Picnic in Siluria
Format: DVD
Running time: 26m
Released by: The Woolhope Club
Produced by: Field of Vision www.fieldofvision.co.uk
Published: 2008
Copies from: Dr Paul Olver, The Buttridge, Wellington Lane, CANON PYON, Hereford, HR4 8NL T: 01432 761693; E: [email protected]
Price: £12-00
www.woolhopeclub.org.uk
On 18 May 1852, members of the Woolhope Naturalists’ Field Club (founded 1851) were taken on their first ever geological excursion. It rained all day. But the Club was not deterred, and the field excursion reconstructed in this charming and informative DVD (to Croft Ambrey, near Aymestrey) took place a decade or so later, in splendid weather.

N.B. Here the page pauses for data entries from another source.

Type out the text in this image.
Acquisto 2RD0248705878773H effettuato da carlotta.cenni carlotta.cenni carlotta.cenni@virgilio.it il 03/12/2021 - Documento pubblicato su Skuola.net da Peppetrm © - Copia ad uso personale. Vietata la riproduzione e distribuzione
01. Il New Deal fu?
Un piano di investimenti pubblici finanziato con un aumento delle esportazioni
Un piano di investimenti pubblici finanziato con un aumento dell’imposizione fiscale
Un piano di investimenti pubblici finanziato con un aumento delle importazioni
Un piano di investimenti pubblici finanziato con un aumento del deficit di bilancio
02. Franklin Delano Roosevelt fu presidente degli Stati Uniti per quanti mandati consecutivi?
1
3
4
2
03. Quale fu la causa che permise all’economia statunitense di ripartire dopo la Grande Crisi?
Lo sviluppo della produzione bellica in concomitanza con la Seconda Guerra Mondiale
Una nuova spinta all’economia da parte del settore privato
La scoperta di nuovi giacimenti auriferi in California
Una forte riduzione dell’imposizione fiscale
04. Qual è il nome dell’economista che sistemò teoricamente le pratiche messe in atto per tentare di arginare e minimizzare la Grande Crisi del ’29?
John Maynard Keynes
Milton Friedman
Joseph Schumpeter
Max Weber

The leader of the later excursion was the King of Siluria himself, founder member of the Woolhope Club, Sir Roderick Impey Murchison, then Director of the Geological Survey, and Charles Lyell was among the party. Thirty years had passed since Sir Roderick’s first researches there, which had led him to publish The Silurian System in ?1839, so this excursion must itself have been something of a trip down memory lane for the great man.
After an early morning train ride on the new-fangled steam railway to Kingsland and transfer by pony and trap to Aymestry, the party enjoyed breakfast at the Crown Inn at nine o’clock. There, Sir Roderick addressed the gentlemen (ladies ate in another room, their delicate constitutions being deemed unequal to the intellectual strain of listening to such hifalutin scientific banter). After the climb to Croft Ambrey, pausing to examine typical fossils, the party enjoyed a picnic and commanding views of Sir Roderick’s “kingdom”. The day finished at Aymestrey Church, and a speech of thanks by Murchison’s inadequately acknowledged local collaborator, the Rev. Thomas Taylor Lewis (played by the film’s producer, Dr Paul Olver).
The Woolhope Club is to be congratulated not only on the stylish re-enactment this red-letter day from their long history, but on intercutting it with a historical-geological preamble and a modern-day coda (with Torrens and Olver speaking from a working quarry in the same rocks). Spoiled as we are for filmed costume dramas with high production values, we might wince at the video-standard texture, and the occasional gleam of polyester; but the period re-enactment is well done and suffers mainly from being insufficiently mud-spattered. Yet there are compensations, for not only were its extras drafted from the Woolhope’s membership. This is your chance to see Prof. Hugh Torrens himself interpreting the role of Murchison. I noticed one Mike Rosenbaum among the cast, and was particularly delighted to recognise Mr Lawrence Banks (playing his ancestor Richard Banks) whom, many years ago as a young journalist, I interviewed over lunch in a private suite somewhere in the City.
Apart from a few writerly niggles about anachronistic language (Murchison would not, I think, have known the concept of a “role model”) - I can think of little that could improve these delightful 26 minutes in the company of the Woolhope Club members ancient and modern, amid the unrivalled geology of Siluria - creatures of a vanished age inquiring after those of another.